Le Fonds monétaire international (FMI) et la Banque mondiale estiment que l'instauration de la vaste zone de libre-échange du continent, qui est potentiellement le plus grand marché au monde, va favoriser durablement la croissance sur le terrain.

L'idée est soutenue par David Malpass, le président de la Banque mondiale. « Je pense que le pragmatisme des pays va être très important pour trouver la manière d'appliquer l'accord », a-t-il déclaré, en marge des réunions annuelles des institutions de Washington, relevant « les énormes bénéfices du commerce ».

Alors que le président américain, Donald Trump, conteste toujours le libre-échange, le FMI y voit plutôt un moyen pour dynamiser l'économie africaine. C'est pour cela que l'institution presse l'Afrique de concrétiser sa grande zone de commerce abolissant les barrières tarifaires et non tarifaires pour amplifier la transformation économique de la région en stimulant le commerce intra-régional. Le fonds estime que cet accord pourrait attirer plus d'investissements étrangers, en facilitant aussi la création de chaînes d'approvisionnement régionales, qui ont été des moteurs importants de développement dans d'autres régions du monde.
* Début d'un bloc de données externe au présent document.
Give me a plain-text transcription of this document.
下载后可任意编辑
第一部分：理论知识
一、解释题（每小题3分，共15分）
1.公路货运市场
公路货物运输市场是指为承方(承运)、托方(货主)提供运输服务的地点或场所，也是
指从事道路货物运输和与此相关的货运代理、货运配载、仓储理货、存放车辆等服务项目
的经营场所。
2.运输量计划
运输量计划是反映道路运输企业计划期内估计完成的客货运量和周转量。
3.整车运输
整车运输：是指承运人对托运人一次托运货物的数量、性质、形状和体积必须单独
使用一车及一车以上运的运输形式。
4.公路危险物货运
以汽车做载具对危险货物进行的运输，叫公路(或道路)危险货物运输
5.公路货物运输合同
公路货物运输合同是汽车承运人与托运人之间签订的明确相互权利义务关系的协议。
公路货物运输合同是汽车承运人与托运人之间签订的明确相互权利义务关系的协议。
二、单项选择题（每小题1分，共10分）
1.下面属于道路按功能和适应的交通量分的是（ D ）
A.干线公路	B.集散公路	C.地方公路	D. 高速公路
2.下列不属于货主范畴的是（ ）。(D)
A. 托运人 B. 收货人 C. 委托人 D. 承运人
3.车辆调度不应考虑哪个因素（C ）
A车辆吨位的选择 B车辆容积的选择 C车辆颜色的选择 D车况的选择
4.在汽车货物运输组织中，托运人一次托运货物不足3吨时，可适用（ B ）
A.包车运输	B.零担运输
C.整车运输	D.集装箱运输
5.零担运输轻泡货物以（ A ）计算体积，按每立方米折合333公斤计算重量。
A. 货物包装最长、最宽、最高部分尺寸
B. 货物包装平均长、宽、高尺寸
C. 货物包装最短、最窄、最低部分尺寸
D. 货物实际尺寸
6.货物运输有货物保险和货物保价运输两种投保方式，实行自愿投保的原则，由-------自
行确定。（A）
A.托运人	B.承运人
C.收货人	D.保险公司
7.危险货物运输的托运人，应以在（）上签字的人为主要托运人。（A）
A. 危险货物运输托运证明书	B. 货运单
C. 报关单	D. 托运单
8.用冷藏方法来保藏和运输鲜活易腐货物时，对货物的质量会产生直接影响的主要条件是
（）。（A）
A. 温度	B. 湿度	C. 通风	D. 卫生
Fort de cela, David Malpass croit qu'une harmonisation des droits de douane, des procédures douanières et frontalières suffisamment efficaces pour permettre le passage de marchandises aux frontières (sans délai), « sont autant d'éléments clés pour faire en sorte que l'accord commercial en Afrique fonctionne bien ».

La Zone de libre-échange continentale (Zlec) en Afrique a été officiellement lancée en juillet dernier à Niamey, au Niger, avec l'objectif d'un démarrage du marché à partir du 1er juillet 2020. L'accord de sa création a été signé par la totalité des pays du continent, exception faite de l'Erythrée. A ce jour, au total, vingt-sept d'entre eux l'ont déjà ratifié.

Depuis la création de la Zlec, l'Union africaine admet qu'elle permettra d'augmenter de près de 60% d'ici à 2022 le commerce intra-africain et de donner un coup de fouet à l'ensemble de ses économies. Ce que ne croient nullement ses détracteurs qui évoquent le manque de complémentarité des économies et redoutent que des importations bon marché ne portent préjudice aux petits producteurs agricoles et industriels.